After another hour and a half, my face is almost perfect. I just have to get the eyebrows to look exactly right. I would paint it, but they don't have any wood stain, so my head's just going to have to be a study in light brown tones. Doesn't matter anyway, the Chaz looks great even when I'm just made of popsicle sticks. And to top it all off, nobody has done anything as good as my Chaz head. Elise is still busy painting, Ingrid's sash makes her look like a crossing guard, Nazz can't paint at all, Marlowe's box thing just sounds like stretched rubber bands and looks like a box, and Steve's horrifying thing is even more super horrifying. Boris finished working on his drawing of him dropping a rock on what was probably supposed to be a moose and a squirrel a while ago, Number Two is putting the finishing touches on his plane, Triana's macaroni art is still made of pasta, Wendy has finished whittling her picture of two kids who are nowhere near as good-looking as the Chaz, and Rusty still hasn't made a decent basket. Gandhi has given up on his whatever it is and is running around the mess hall like a hyperactive child, getting in everyone's way.

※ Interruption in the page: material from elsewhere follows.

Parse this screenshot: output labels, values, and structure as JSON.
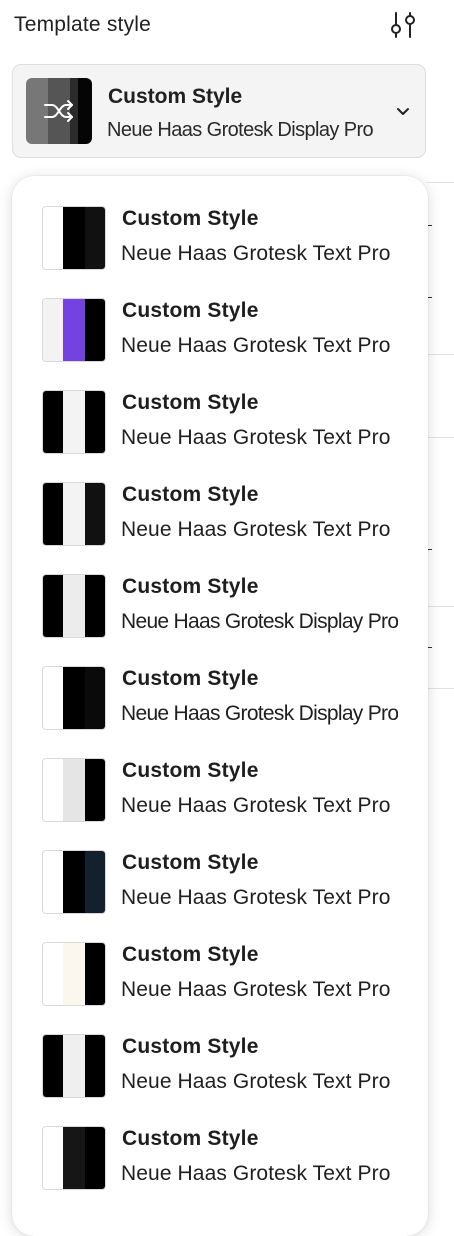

Suddenly, Gandhi trips over one of Rusty's baskets and slams into one of the plane's wheels. This jolts the plane, and Number Two stumbles, jostling the engine. The plane roars to life and eases forward. It collides with a table with a bucket of paint on the edge. The paint can tips over and splatters onto the whirling propeller, which sends paint flying everywhere around the room, including onto my clothes.
"Aw, man!" I say in a studly manner. Everyone else around me is screaming, but I don't know what the big deal is. Sure, their clothes and their artwork are ruined, but come on! That's nothing compared to me having one of my sports coats ruined. The Chaz does not like looking sloppy in front of everyone, and he super doesn't like looking sloppy on television. Now everyone is gonna remember that time I got paint on my coat, and worst of all, this is the second time this has happened to me! What is up with paint and my clothes?
The plane rocks back and forth as it makes its way between the two tables. Numbuh Two races after it and tries to climb aboard as the plane fights to buck him off. The plane continues to approach, speeding up as it makes its way towards me until the propellers of the plane collide with my head.